Consider a generic weighted sum $Y=\sum_i w_i X_i$, where the weights $w_i$ are normalized such that $\sum_i w_i = 1$. If the $X_i$ are all independent, the variance of $Y$ is given by $\text{Var}(Y) = \sum_i w_i^2 \sigma_i^2$

For optimality, we wish to minimise $Var(Y)$ which can be done by equating the gradient with respect to the weights of $Var(Y)$ to zero, while maintaining the constraint that $\sum_i w_i = 1$. Using a Lagrange multiplier $w_0$ to enforce the constraint, we express the variance:

$$Var(Y) = \sum_i w_i^2 \sigma_i^2 - w_0(\sum_i w_i - 1)$$

For $k > 0$, $0 = \frac{\partial}{\partial w_k} Var(Y) = 2w_k\sigma_k^2 - w_0$ which implies that $w_k = \frac{w_0/2}{\sigma_k^2}$

The main takeaway here is that $w_k \propto 1/\sigma_k^2$

Since $$\sum_i w_i = 1$$, $$\frac{2}{w_0} = \sum_i \frac{1}{\sigma_i^2} := \frac{1}{\sigma_0^2}$$

The individual normalised weights are $w_k = \frac{1}{\sigma_k^2}\left( \sum_i \frac{1}{\sigma_i^2} \right)^{-1}$

It is easy to see that this extremum solution corresponds to the minimum from the second partial derivative test by noting that the variance is a quadratic function of the weights.

Thus, the minimum variance of the estimator is then given by:

$$Var(Y) = \sum_i \frac{\sigma_0^4}{\sigma_i^4}\sigma_i^2 = \sigma_0^4\sum_i \frac{1}{\sigma_i^2} = \sigma_0^4\frac{1}{\sigma_0^2} = \sigma_0^2 = \frac{1}{\sum_i 1/\sigma_i^2}$$

My Question: Supposedly for the above derivation to be valid, all $X_i \sim N(\mu, \sigma_i^2)$ .However, I do not see or understand why this requirement is needed.
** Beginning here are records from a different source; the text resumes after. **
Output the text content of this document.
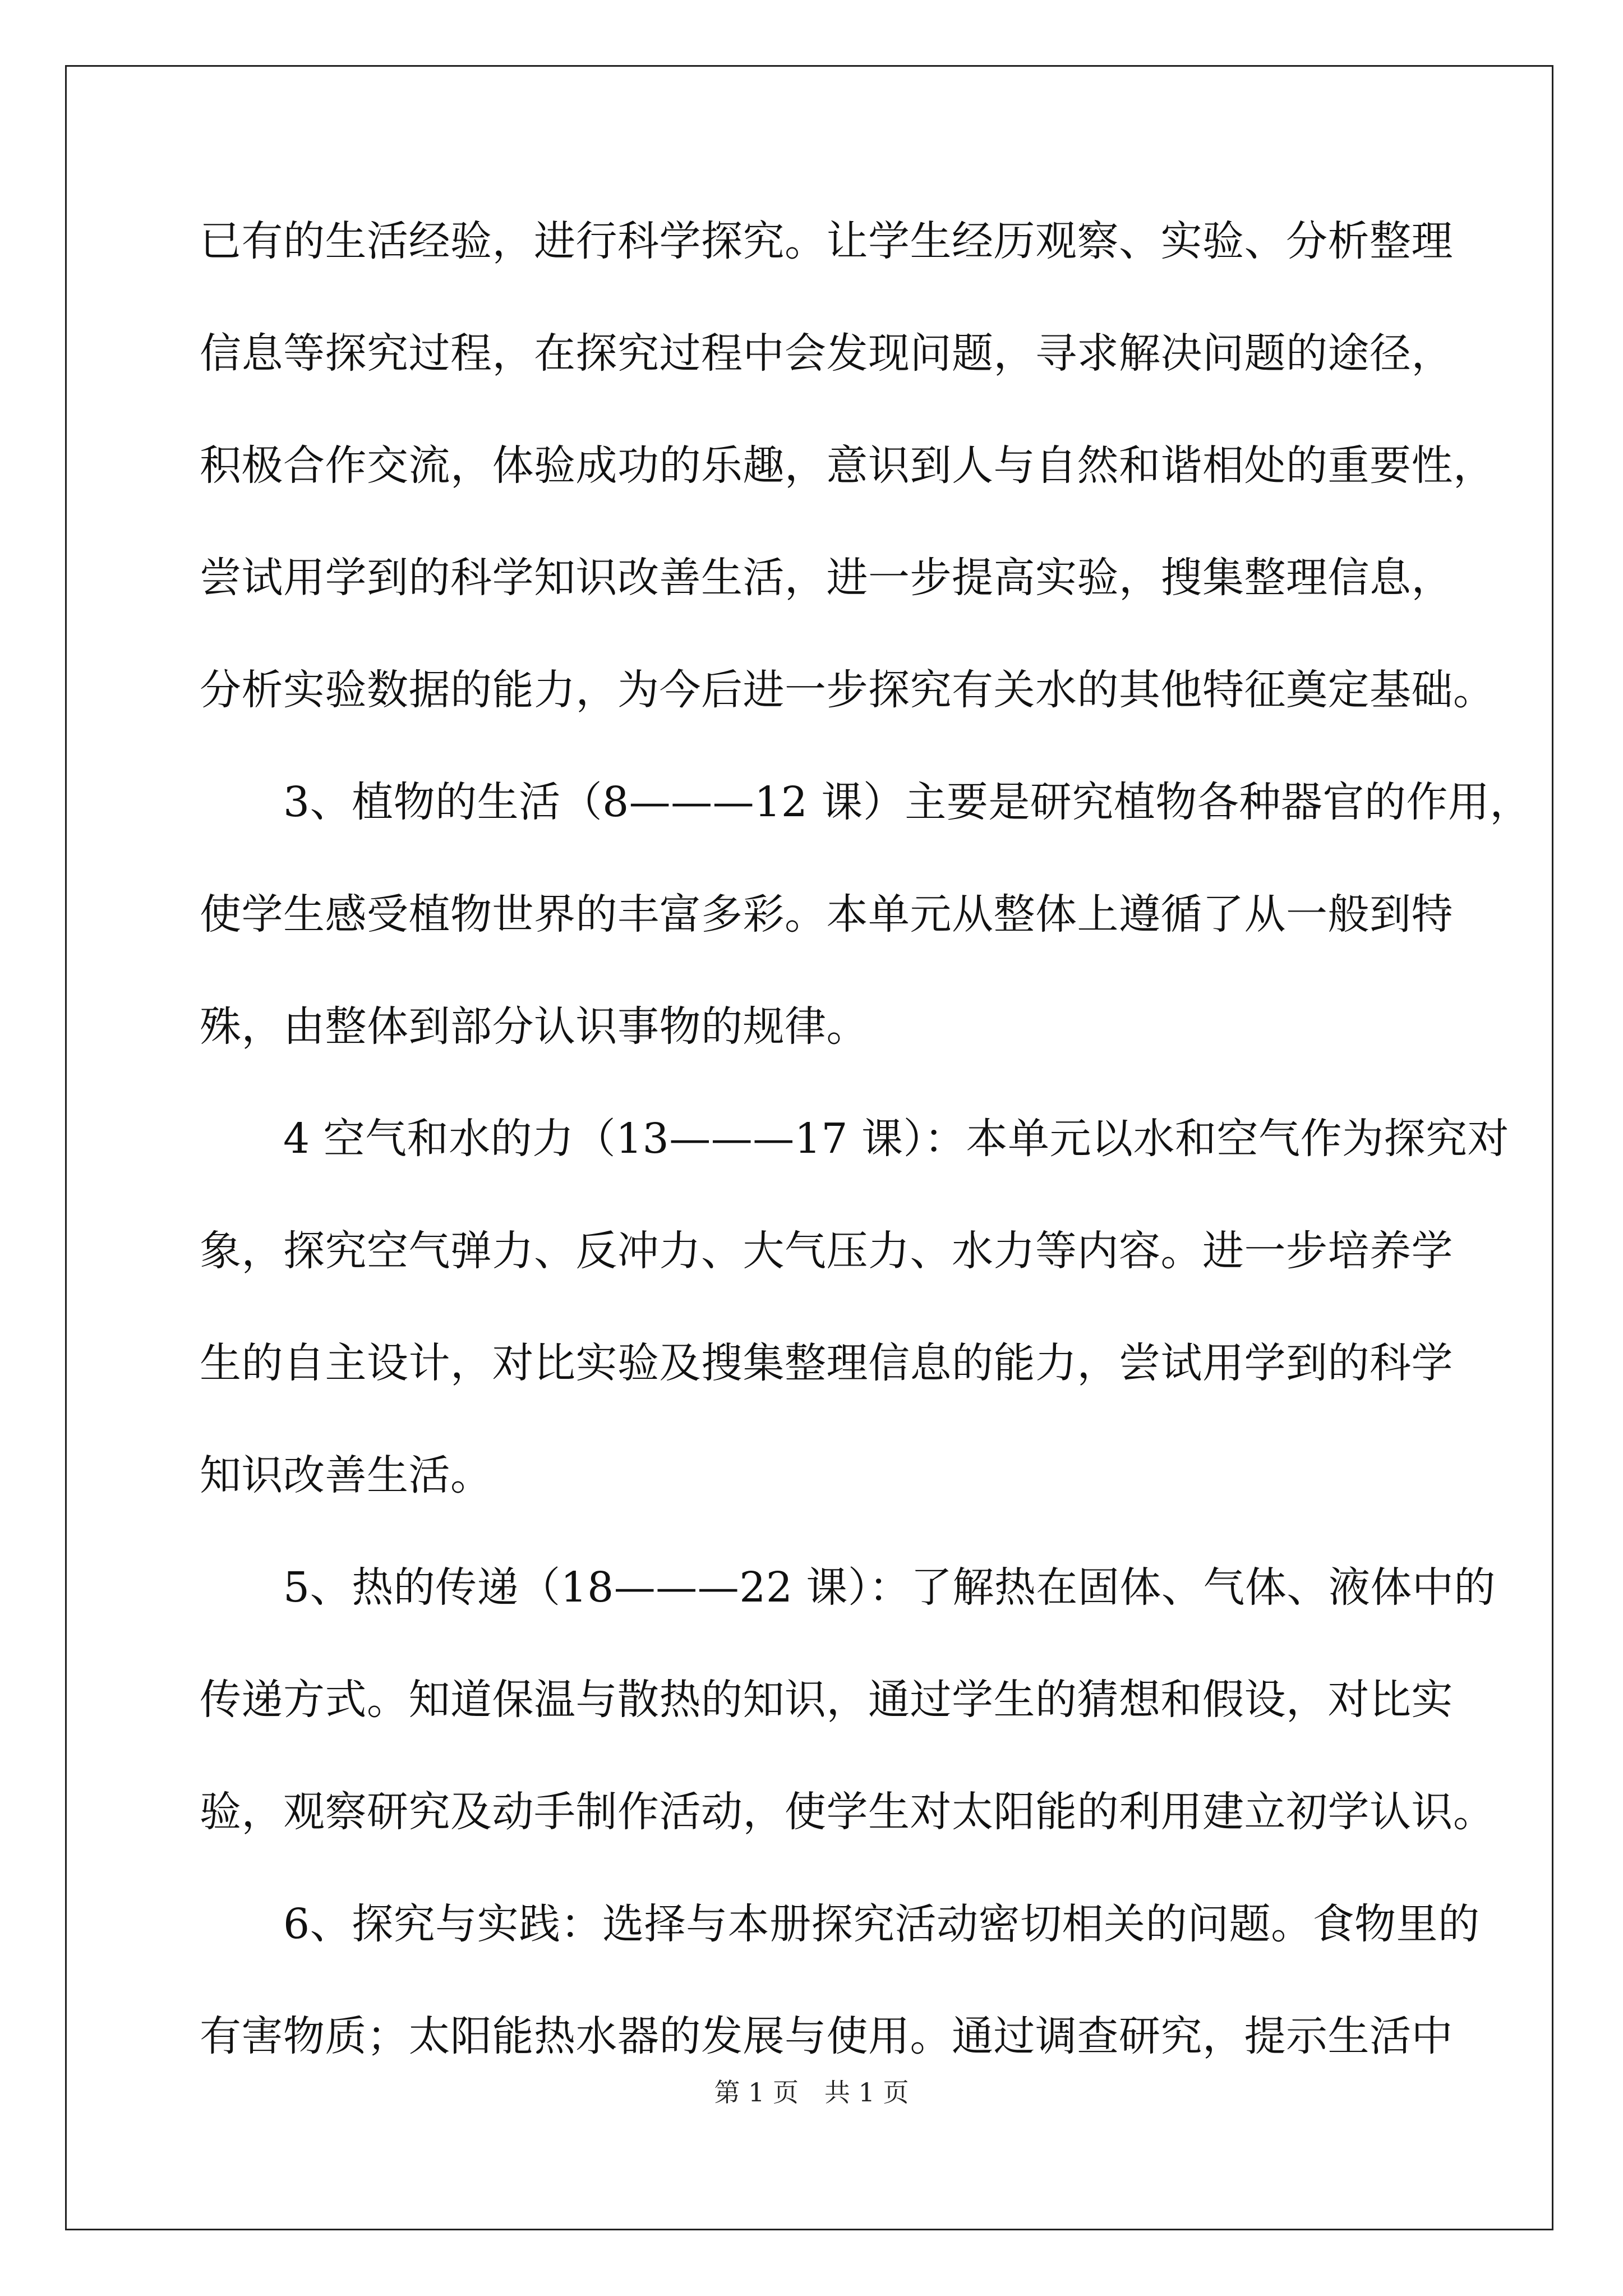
已有的生活经验，进行科学探究。让学生经历观察、实验、分析整理
信息等探究过程，在探究过程中会发现问题，寻求解决问题的途径，
积极合作交流，体验成功的乐趣，意识到人与自然和谐相处的重要性，
尝试用学到的科学知识改善生活，进一步提高实验，搜集整理信息，
分析实验数据的能力，为今后进一步探究有关水的其他特征奠定基础。
　　3、植物的生活（8———12 课）主要是研究植物各种器官的作用，
使学生感受植物世界的丰富多彩。本单元从整体上遵循了从一般到特
殊，由整体到部分认识事物的规律。
　　4 空气和水的力（13———17 课）：本单元以水和空气作为探究对
象，探究空气弹力、反冲力、大气压力、水力等内容。进一步培养学
生的自主设计，对比实验及搜集整理信息的能力，尝试用学到的科学
知识改善生活。
　　5、热的传递（18———22 课）：了解热在固体、气体、液体中的
传递方式。知道保温与散热的知识，通过学生的猜想和假设，对比实
验，观察研究及动手制作活动，使学生对太阳能的利用建立初学认识。
　　6、探究与实践：选择与本册探究活动密切相关的问题。食物里的
有害物质；太阳能热水器的发展与使用。通过调查研究，提示生活中
第 1 页　共 1 页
No where in the above derivation do we seem to invoke the Normal Distribution or equal $\mu$ for all $X_i$.

Can someone please explain why this requirement is needed? Or is this requirement not needed?

Thanks!

  • Note 1: I think this requirement for the Population level parameters might not be needed (e.g. $\mu$ and $\sigma$), but this requirement might be needed for Sample level parameters (e.g. $\bar{x}$ and $s$)?

  • Note 2: However, if we have $\bar{x}$ and $s$ : I have a feeling we might not be able to use the Lagrange Method and the optimal weights might come out as something different?